Knowledge in complex domains

colliver's picture

I came across Dave Snowden's work at the tail end of my close involvement in knowledge management. He was amongst that pack of people talking about knowledge as a social process, but he made alot more sense that most. Snowden argues that the way knowledge is developed and used depends on the complexity in the system. Operating in complex systems is different to operating in simple systems – it requires collegial structures, not professional or bureaucratic structures.Snowden articulates critical differences between systems in four different states, along with implications for working with knowledge each state:[i]

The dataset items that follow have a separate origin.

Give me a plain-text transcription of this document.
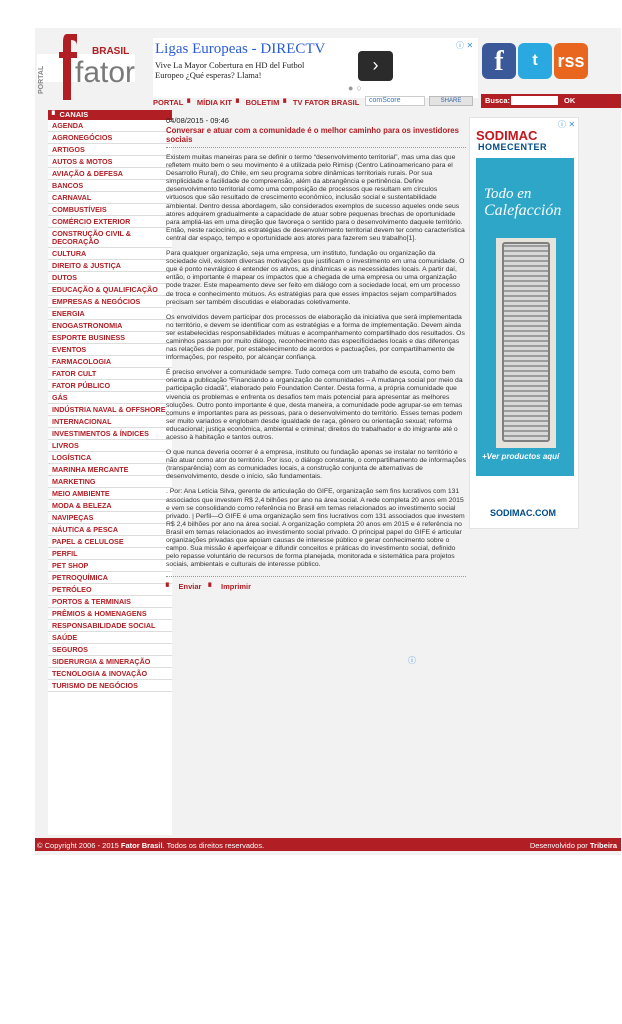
PORTAL fator
BRASIL Ligas Europeas - DIRECTV
Vive La Mayor Cobertura en HD del Futbol
Europeo ¿Qué esperas? Llama!	›
●○
ⓘ ✕
f	t	rss
PORTAL ▘ MÍDIA KIT ▘ BOLETIM ▘ TV FATOR BRASIL	comScore	SHARE	Busca:	OK
▘ CANAIS
AGENDA
AGRONEGÓCIOS
ARTIGOS
AUTOS & MOTOS
AVIAÇÃO & DEFESA
BANCOS
CARNAVAL
COMBUSTÍVEIS
COMÉRCIO EXTERIOR
CONSTRUÇÃO CIVIL & DECORAÇÃO
CULTURA
DIREITO & JUSTIÇA
DUTOS
EDUCAÇÃO & QUALIFICAÇÃO
EMPRESAS & NEGÓCIOS
ENERGIA
ENOGASTRONOMIA
ESPORTE BUSINESS
EVENTOS
FARMACOLOGIA
FATOR CULT
FATOR PÚBLICO
GÁS
INDÚSTRIA NAVAL & OFFSHORE
INTERNACIONAL
INVESTIMENTOS & ÍNDICES
LIVROS
LOGÍSTICA
MARINHA MERCANTE
MARKETING
MEIO AMBIENTE
MODA & BELEZA
NAVIPEÇAS
NÁUTICA & PESCA
PAPEL & CELULOSE
PERFIL
PET SHOP
PETROQUÍMICA
PETRÓLEO
PORTOS & TERMINAIS
PRÊMIOS & HOMENAGENS
RESPONSABILIDADE SOCIAL
SAÚDE
SEGUROS
SIDERURGIA & MINERAÇÃO
TECNOLOGIA & INOVAÇÃO
TURISMO DE NEGÓCIOS
04/08/2015 - 09:46
Conversar e atuar com a comunidade é o melhor caminho para os investidores sociais

Existem muitas maneiras para se definir o termo “desenvolvimento territorial”, mas uma das que refletem muito bem o seu movimento é a utilizada pelo Rimisp (Centro Latinoamericano para el Desarrollo Rural), do Chile, em seu programa sobre dinâmicas territoriais rurais. Por sua simplicidade e facilidade de compreensão, além da abrangência e pertinência. Define desenvolvimento territorial como uma composição de processos que resultam em círculos virtuosos que são resultado de crescimento econômico, inclusão social e sustentabilidade ambiental. Dentro dessa abordagem, são considerados exemplos de sucesso aqueles onde seus atores adquirem gradualmente a capacidade de atuar sobre pequenas brechas de oportunidade para ampliá-las em uma direção que favoreça o sentido para o desenvolvimento daquele território. Então, neste raciocínio, as estratégias de desenvolvimento territorial devem ter como característica central dar espaço, tempo e oportunidade aos atores para fazerem seu trabalho[1].

Para qualquer organização, seja uma empresa, um instituto, fundação ou organização da sociedade civil, existem diversas motivações que justificam o investimento em uma comunidade. O que é ponto nevrálgico é entender os ativos, as dinâmicas e as necessidades locais. A partir daí, então, o importante é mapear os impactos que a chegada de uma empresa ou uma organização pode trazer. Este mapeamento deve ser feito em diálogo com a sociedade local, em um processo de troca e conhecimento mútuos. As estratégias para que esses impactos sejam compartilhados precisam ser também discutidas e elaboradas coletivamente.

Os envolvidos devem participar dos processos de elaboração da iniciativa que será implementada no território, e devem se identificar com as estratégias e a forma de implementação. Devem ainda ser estabelecidas responsabilidades mútuas e acompanhamento compartilhado dos resultados. Os caminhos passam por muito diálogo, reconhecimento das especificidades locais e das diferenças nas relações de poder, por estabelecimento de acordos e pactuações, por compartilhamento de informações, por respeito, por alcançar confiança.

É preciso envolver a comunidade sempre. Tudo começa com um trabalho de escuta, como bem orienta a publicação “Financiando a organização de comunidades – A mudança social por meio da participação cidadã”, elaborado pelo Foundation Center. Desta forma, a própria comunidade que vivencia os problemas e enfrenta os desafios tem mais potencial para apresentar as melhores soluções. Outro ponto importante é que, desta maneira, a comunidade pode agrupar-se em temas comuns e importantes para as pessoas, para o desenvolvimento do território. Esses temas podem ser muito variados e englobam desde igualdade de raça, gênero ou orientação sexual; reforma educacional; justiça econômica, ambiental e criminal; direitos do trabalhador e do imigrante até o acesso à habitação e tantos outros.

O que nunca deveria ocorrer é a empresa, instituto ou fundação apenas se instalar no território e não atuar como ator do território. Por isso, o diálogo constante, o compartilhamento de informações (transparência) com as comunidades locais, a construção conjunta de alternativas de desenvolvimento, desde o início, são fundamentais.

. Por: Ana Letícia Silva, gerente de articulação do GIFE, organização sem fins lucrativos com 131 associados que investem R$ 2,4 bilhões por ano na área social. A rede completa 20 anos em 2015 e vem se consolidando como referência no Brasil em temas relacionados ao investimento social privado. | Perfil—O GIFE é uma organização sem fins lucrativos com 131 associados que investem R$ 2,4 bilhões por ano na área social. A organização completa 20 anos em 2015 e é referência no Brasil em temas relacionados ao investimento social privado. O principal papel do GIFE é articular organizações privadas que apoiam causas de interesse público e gerar conhecimento sobre o campo. Sua missão é aperfeiçoar e difundir conceitos e práticas do investimento social, definido pelo repasse voluntário de recursos de forma planejada, monitorada e sistemática para projetos sociais, ambientais e culturais de interesse público.

▘ Enviar ▘ Imprimir
ⓘ
ⓘ ✕
SODIMAC
HOMECENTER
Todo en
Calefacción
+Ver productos aquí
SODIMAC.COM
© Copyright 2006 - 2015 Fator Brasil. Todos os direitos reservados.	Desenvolvido por Tribeira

Simple domain Few cause-effect relationships, simply connected, so that cause and effect connections are predictable and repeatable. Problems that are solved tend to stay solved, at least in the medium-term. Bureaucratic structures work as a way to organise action, because best practice can be built into procedures. The learning sequence is sense-categorise-respond.
Complicated domain Multiple causes and effects, where cause-effect relationships can’t be immediately recognised, but can be understood through research. Professional structures handle this domain best, using communities of practice to evolve and confirm best practice. The preferred learning sequence is sense-analyse-respond.
Complex domain Multiple causes and effects with complex feedback loops. Causes are only perceivable after the end, and work as explanations rather than predictions. Problems keep returning despite many attempts to resolve them, and solutions imported from elsewhere don’t work. A lot can be learned from mistakes. Collegial structures work best, and the learning sequence is probe-sense-respond.
Chaotic domain Multiple and turbulent cause-effect connections, so turbulent that there is no point in thinking about cause and effect. There is no point in trying to develop solutions: it’s best to act quickly to create stability. Any structure is of little help: just act-sense-respond.

Snowden’s prescriptions for working in complex domains resonate with Boisot’s views on knowledge management. Boisot also observed that knowledge behaves differently in different situations. When knowledge is codified and abstract, it can be managed in hierarchical structures, or through markets. But when it is diffused across a system, and highly concrete and un-codified, as it is in complex situations, people have to use their personal experience to make sense. In such situations, a clan structure is the most effective social structure for working with knowledge. Relationships in a clan are personal but non-hierarchical, underpinned by common values and beliefs, and shared goals develop as people work together.[ii] This fits readily with Wenger's work on communities of practice. which takes an understanding of the social processes that underpin such relationships much further.


[i] Snowden, D., 2002, Complex acts of knowing, Journal of Knowledge Management, special issue. This summary also draws on Bob Dick, “Complexity processes,” 2006 ALARPM Annual Conference, Brisbane.[ii] Boisot, M., 1999, Knowledge Assets, Oxford: Oxford University Press, pp 124-136.
Dianne.ALLEN's picture

Another connection .. another thank you

Two references to David Snowden in the same week, or near enough!

I must be re-immersing myself in the field and finding the edge again!

This time Ross, your summary of David's material is so helpful.  It rings with Ian Hughes' reference at ARLIST, where the discussion also includes somethign about 'generalisability'.   Ian passed on this connection and it has gone into my favorites (I'll have to dip into del.icio.us soon Marg!)

Dianne Allen KIAMA, NSW

Dianne.ALLEN's picture

Serendipity in complexity

Hi Ross,

Since upgrading the site I have had a number of items pop up again in my unread box!

Today, the pop-up is this post.  And the serendipity of this complex process (upgrading a computer-web-based portal, and keeping track of the past) now allows me to remark about knwledge domains, again.

When you first posted this entry, not only did I have the immediate connection with Ian Hughes' contributions elsewhere, I was taken back in memory, but inadequately, to another analysis of knowledge domains.   I needed then to chase the reference.  That took a day or so, and by then the connective tissue had dissolved.

The reference was to the knowledge domain analysis of Gibbons et al 1994

The context of the reference was a workshop on the nexus between teaching and research in the university environment.

My sense, at the time of making the connection with your post Ross, was that Snowden's analysis appeared to be more helpful in the practice situation, than was the Gibbons et al analysis.